Public Records - 7 years from the date of payment;
Closed or Inactive Accounts - 10 years from the date of last activity;
Derogatory Accounts - 7 1/2 years from the date of original delinquency;
As of December 29, 1997 the reporting period runs 7 ½ years (7 years plus 180 days) from the date (month and year) of the last delinquency (known as "last missed payment:).
So, regardless of how long a creditor waits to charge off, sell or transfer a debt, they must report the true and correct "delinquent or last missed payment" date (month and year) that preceded the creditor's action.

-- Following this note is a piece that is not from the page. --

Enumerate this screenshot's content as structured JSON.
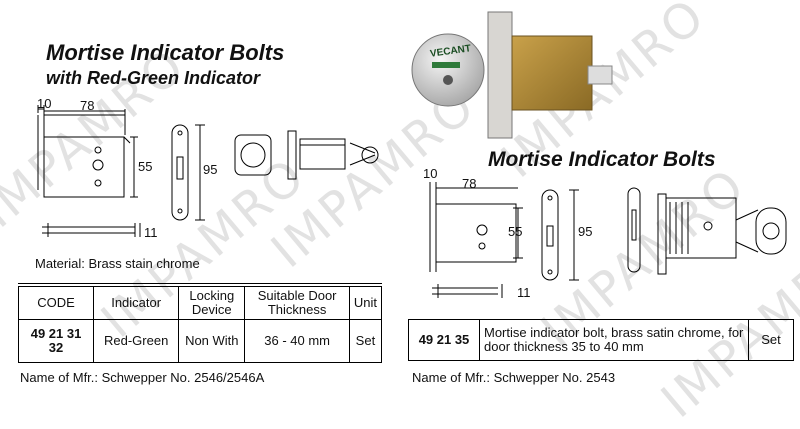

3. Example after Dec 29, 1997:
A payment was due on January 10, 2000 but, you failed to make that payment and never made another payment. The Creditor waits until August 2000 to take action (charge off, send to collections, sell/transfer debt, etc.) on the debt.
The 180 day count began on January 2000, (your last missed payment month) and runs until July 2000 at which time the seven (7) year reporting period begins and runs until July 2007.
There are certain exceptions: (1) Information about criminal convictions may be reported without any time limitation. Bankruptcy information may be reported for 10 years; (2) Information reported in response to an application for a job with a salary of more than $75,000 has no time limit; (3) Information reported because of an application for more than $150,000 worth of credit or life insurance has no time limit; (4) Information about a lawsuit or an unpaid judgment against you can be reported for seven years or until the statute of limitations runs out, whichever is longer. NOTE: what they mean is your state SOL. Some states report for up to 20 years and can renew the report.
Also making a payment will NOT reset the SOL on your credit report, it will however re-set the statutes of your state.